Tradition says we are to pause and count our blessings this time of year. I see so much around me that clearly is not a blessing, on the surface. Unemployment, sickness, suicide (this has become far too prevalent near me lately), hard times for many who have never faced hard times before. It's difficult to be thankful when we have so much less to be thankful for these days.
A specific hardship for a family, a very sad occasion near me this past week. A man who at appearance had everything, a loving wife, children who have all excelled academically and athletically, a successful business that they'd just added a third location to, was in the middle of building a nice new (bigger) home for his family, went into his bathroom and shot himself in the head. No one was home at the time, the wife was still working at one of their stores, the children were all out doing their usual Friday night activities and no one had a clue he was so desolate in his thoughts with himself that he could do something so tragic. I've been hurt, I've had upsetting times in my life, I live with sickness and pain that some days is almost impossible to deal with, but even in my darkest most hopeless moments I have never believed that giving it up and pulling the trigger on myself was the answer. The first thing I always think about is how my actions will affect the people I love most. How would they deal with what I was so selfish to have done? I could never do it, and even though I'm working really hard at trying to not be judgmental about someone else's choice, I can't help but think how incredibly selfish that was of him to do! I feel so sad for the family who will probably forever wonder why their love, affection, and being who they are were not good enough for that man to want to live any longer.

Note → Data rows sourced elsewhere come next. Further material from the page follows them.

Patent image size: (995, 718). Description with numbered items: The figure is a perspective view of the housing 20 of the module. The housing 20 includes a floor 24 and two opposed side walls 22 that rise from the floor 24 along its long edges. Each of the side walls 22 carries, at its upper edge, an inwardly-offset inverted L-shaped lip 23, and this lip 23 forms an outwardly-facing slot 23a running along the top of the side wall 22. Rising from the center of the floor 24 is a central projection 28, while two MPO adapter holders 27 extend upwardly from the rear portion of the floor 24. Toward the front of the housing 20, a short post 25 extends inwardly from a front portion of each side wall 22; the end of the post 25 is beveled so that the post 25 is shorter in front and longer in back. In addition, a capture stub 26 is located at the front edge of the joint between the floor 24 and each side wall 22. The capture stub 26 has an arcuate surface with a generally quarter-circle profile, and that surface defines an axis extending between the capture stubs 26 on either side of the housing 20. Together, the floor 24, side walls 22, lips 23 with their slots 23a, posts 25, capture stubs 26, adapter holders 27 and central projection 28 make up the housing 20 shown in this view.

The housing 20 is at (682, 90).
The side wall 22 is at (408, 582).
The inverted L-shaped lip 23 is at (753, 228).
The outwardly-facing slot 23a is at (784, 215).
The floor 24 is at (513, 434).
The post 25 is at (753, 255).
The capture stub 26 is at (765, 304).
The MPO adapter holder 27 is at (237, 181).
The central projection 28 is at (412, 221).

I will be thinking of that family tomorrow when in the midst of the gorging, laughter, practical jokes my kids are famous for, all 5 dogs chasing each other through the house and being underfoot waiting for crumbs to drop, and any last minute disasters of dinner I might have to deal with, it will all be welcome because we are all still here to share it.
Many blessings and peace to your household this Thanksgiving. May whatever God you believe in abundantly bless you and give you all the happiness and joy you can stand!
I was going to have some prestigious announcements about "Random Encounters" and "Bright Lights, Money & Show Biz, Honey" but it doesn't seem appropriate at the moment. I'll be back another time to blog about terrific things happening for me and my books.
Hug everybody today! Every blasted one of them, whether they deserve it or not. They may not be here next year for the hugging.